Las experiencias socialistas del siglo XX: Rusia, China, Cuba, Vietnam, Nicaragua, Norcorea, quizá alguna otra del África o del mundo árabe (excluimos de ellas los progresismos redistribucionistas que se dieron en Latinoamérica a principios del siglo XXI, sin quitarles su valor, pero sabiendo que no hubo allí proyecto socialista), todas ellas dieron resultados positivos para sus poblaciones. Hoy deben ser analizadas críticamente, porque por algo se encuentran en crisis (China es una potencia, sin dudas, pero con un galimatías de «socialismo de mercado»; Nicaragua es una opción impresentable, Rusia volvió a ser capitalista desmembrándose las repúblicas de la Unión Soviética, etc.) Lo primero a criticar allí es el papel jugado por el Estado, nuevo Estado revolucionario supuestamente, y su burocratización. ¿Hasta dónde ese Estado heredado puede ser cambiado, o hasta dónde, cómo, de qué manera, las experiencias autogestionarias son la semilla de la nueva sociedad socialista? El debate en torno a ello es urgente e imprescindible.
¿Constituyen efectivamente todos estos procesos autogestionarios que ahora podemos ver, verdaderos embriones de revolución socialista, o más específicamente: de socialismo? ¿Ese puede ser el paso superador del capitalismo? Podrían ponerse a ese nivel otros procesos similares, como las empresas recuperadas hoy día y bajo control obrero, tal el caso de Argentina o de Venezuela, o el movimiento Okupa que se da en diversos puntos del mundo, cooperativas populares, las asambleas territoriales en Santiago de Chile producto de las actuales movilizaciones, etc.
Seguramente estos mecanismos marcan rumbo. ¿Son los futuros nuevos «soviets»? Es probable. Lo cierto es que todos estos embriones, estas revueltas populares espontáneas que van surgiendo, todavía no colapsan al sistema en su conjunto.
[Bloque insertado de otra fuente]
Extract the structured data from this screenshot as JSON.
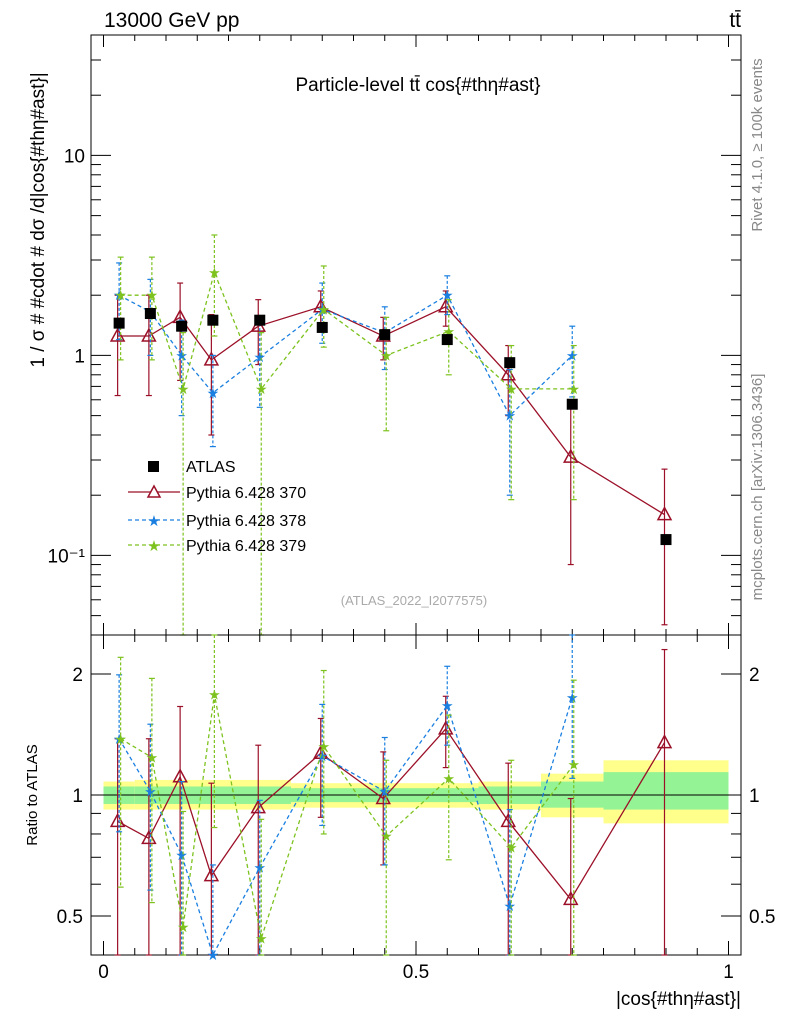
{
  "header": {
    "energy_label": "13000 GeV pp",
    "process_label": "tt̄",
    "rivet_label": "Rivet 4.1.0, ≥ 100k events",
    "site_label": "mcplots.cern.ch [arXiv:1306.3436]"
  },
  "chart_data": [
    {
      "type": "line",
      "panel": "main",
      "title": "Particle-level tt̄ cos{#thη#ast}",
      "analysis_label": "(ATLAS_2022_I2077575)",
      "xlabel": "|cos{#thη#ast}|",
      "ylabel": "1 / σ # #cdot # dσ /d|cos{#thη#ast}|",
      "yscale": "log",
      "xlim": [
        -0.02,
        1.02
      ],
      "ylim": [
        0.04,
        40
      ],
      "yticks": [
        {
          "value": 0.1,
          "label": "10⁻¹"
        },
        {
          "value": 1,
          "label": "1"
        },
        {
          "value": 10,
          "label": "10"
        }
      ],
      "legend": [
        {
          "label": "ATLAS",
          "color": "#000000"
        },
        {
          "label": "Pythia 6.428 370",
          "color": "#9b1028"
        },
        {
          "label": "Pythia 6.428 378",
          "color": "#1a7fe0"
        },
        {
          "label": "Pythia 6.428 379",
          "color": "#7dc21e"
        }
      ],
      "data_points": {
        "x": [
          0.025,
          0.075,
          0.125,
          0.175,
          0.25,
          0.35,
          0.45,
          0.55,
          0.65,
          0.75,
          0.9
        ],
        "y": [
          1.45,
          1.62,
          1.4,
          1.5,
          1.5,
          1.38,
          1.27,
          1.2,
          0.92,
          0.57,
          0.12
        ]
      },
      "series": [
        {
          "name": "Pythia 6.428 370",
          "x": [
            0.025,
            0.075,
            0.125,
            0.175,
            0.25,
            0.35,
            0.45,
            0.55,
            0.65,
            0.75,
            0.9
          ],
          "y": [
            1.25,
            1.25,
            1.55,
            0.95,
            1.4,
            1.75,
            1.25,
            1.75,
            0.8,
            0.31,
            0.16
          ],
          "lo": [
            0.63,
            0.63,
            0.75,
            0.4,
            0.9,
            1.4,
            0.95,
            1.4,
            0.5,
            0.09,
            0.045
          ],
          "hi": [
            2.0,
            2.0,
            2.3,
            1.6,
            1.9,
            2.1,
            1.55,
            2.1,
            1.12,
            0.55,
            0.27
          ]
        },
        {
          "name": "Pythia 6.428 378",
          "x": [
            0.025,
            0.075,
            0.125,
            0.175,
            0.25,
            0.35,
            0.45,
            0.55,
            0.65,
            0.75
          ],
          "y": [
            2.0,
            1.65,
            1.0,
            0.65,
            0.98,
            1.7,
            1.3,
            2.0,
            0.5,
            1.0
          ],
          "lo": [
            1.2,
            1.0,
            0.5,
            0.35,
            0.55,
            1.15,
            0.85,
            1.6,
            0.2,
            0.62
          ],
          "hi": [
            2.9,
            2.4,
            1.5,
            1.0,
            1.45,
            2.3,
            1.75,
            2.5,
            0.85,
            1.4
          ]
        },
        {
          "name": "Pythia 6.428 379",
          "x": [
            0.025,
            0.075,
            0.125,
            0.175,
            0.25,
            0.35,
            0.45,
            0.55,
            0.65,
            0.75
          ],
          "y": [
            2.0,
            2.0,
            0.68,
            2.6,
            0.68,
            1.7,
            1.0,
            1.32,
            0.68,
            0.68
          ],
          "lo": [
            0.95,
            0.95,
            0.03,
            1.25,
            0.03,
            1.1,
            0.42,
            0.8,
            0.19,
            0.19
          ],
          "hi": [
            3.1,
            3.1,
            1.3,
            4.0,
            1.3,
            2.8,
            1.55,
            1.9,
            1.12,
            1.12
          ]
        }
      ]
    },
    {
      "type": "line",
      "panel": "ratio",
      "ylabel": "Ratio to ATLAS",
      "yscale": "log",
      "ylim": [
        0.4,
        2.5
      ],
      "xticks": [
        {
          "value": 0,
          "label": "0"
        },
        {
          "value": 0.5,
          "label": "0.5"
        },
        {
          "value": 1,
          "label": "1"
        }
      ],
      "yticks": [
        {
          "value": 0.5,
          "label": "0.5"
        },
        {
          "value": 1,
          "label": "1"
        },
        {
          "value": 2,
          "label": "2"
        }
      ],
      "bands": [
        {
          "x0": 0.0,
          "x1": 0.05,
          "inner_lo": 0.95,
          "inner_hi": 1.05,
          "outer_lo": 0.92,
          "outer_hi": 1.08
        },
        {
          "x0": 0.05,
          "x1": 0.3,
          "inner_lo": 0.95,
          "inner_hi": 1.05,
          "outer_lo": 0.92,
          "outer_hi": 1.09
        },
        {
          "x0": 0.3,
          "x1": 0.6,
          "inner_lo": 0.96,
          "inner_hi": 1.04,
          "outer_lo": 0.93,
          "outer_hi": 1.07
        },
        {
          "x0": 0.6,
          "x1": 0.7,
          "inner_lo": 0.95,
          "inner_hi": 1.05,
          "outer_lo": 0.92,
          "outer_hi": 1.08
        },
        {
          "x0": 0.7,
          "x1": 0.8,
          "inner_lo": 0.93,
          "inner_hi": 1.08,
          "outer_lo": 0.88,
          "outer_hi": 1.13
        },
        {
          "x0": 0.8,
          "x1": 1.0,
          "inner_lo": 0.92,
          "inner_hi": 1.14,
          "outer_lo": 0.85,
          "outer_hi": 1.22
        }
      ],
      "series": [
        {
          "name": "Pythia 6.428 370",
          "x": [
            0.025,
            0.075,
            0.125,
            0.175,
            0.25,
            0.35,
            0.45,
            0.55,
            0.65,
            0.75,
            0.9
          ],
          "y": [
            0.86,
            0.78,
            1.11,
            0.63,
            0.93,
            1.27,
            0.98,
            1.46,
            0.86,
            0.55,
            1.35
          ],
          "lo": [
            0.37,
            0.3,
            0.3,
            0.3,
            0.3,
            0.88,
            0.67,
            1.17,
            0.3,
            0.3,
            0.3
          ],
          "hi": [
            1.38,
            1.38,
            1.66,
            1.07,
            1.33,
            1.55,
            1.28,
            1.76,
            1.2,
            0.98,
            2.3
          ]
        },
        {
          "name": "Pythia 6.428 378",
          "x": [
            0.025,
            0.075,
            0.125,
            0.175,
            0.25,
            0.35,
            0.45,
            0.55,
            0.65,
            0.75
          ],
          "y": [
            1.38,
            1.02,
            0.71,
            0.38,
            0.66,
            1.25,
            1.02,
            1.67,
            0.53,
            1.75
          ],
          "lo": [
            0.81,
            0.58,
            0.36,
            0.3,
            0.38,
            0.84,
            0.67,
            1.33,
            0.3,
            1.1
          ],
          "hi": [
            1.99,
            1.5,
            1.08,
            0.67,
            0.97,
            1.68,
            1.39,
            2.09,
            0.92,
            2.5
          ]
        },
        {
          "name": "Pythia 6.428 379",
          "x": [
            0.025,
            0.075,
            0.125,
            0.175,
            0.25,
            0.35,
            0.45,
            0.55,
            0.65,
            0.75
          ],
          "y": [
            1.38,
            1.24,
            0.47,
            1.78,
            0.44,
            1.32,
            0.79,
            1.1,
            0.74,
            1.19
          ],
          "lo": [
            0.59,
            0.54,
            0.3,
            0.83,
            0.3,
            0.8,
            0.3,
            0.69,
            0.3,
            0.3
          ],
          "hi": [
            2.2,
            1.95,
            0.91,
            2.5,
            0.87,
            2.04,
            1.22,
            1.58,
            1.22,
            1.93
          ]
        }
      ]
    }
  ]
}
Todo lo cual nos lleva a reconsiderar las formas reales y posibles de terminar con el capitalismo hoy. Que es difícil, está fuera de discusión. La pregunta es, pese a esa dificultad, cómo hacerlo.
¿Se necesita o no una vanguardia, alguien que conduzca y dé lineamiento a la lucha? ¿Cómo apropiarse del viejo Estado capitalista y transformarlo? ¿Es eso posible? ¿O debe dejarse todo en manos de las asambleas de base?
El cambio es difícil, arduo, complejísimo…, pero sigamos pensando y apostando por lo que decían los murales del Mayo Francés: Seamos realistas: pidamos lo imposible.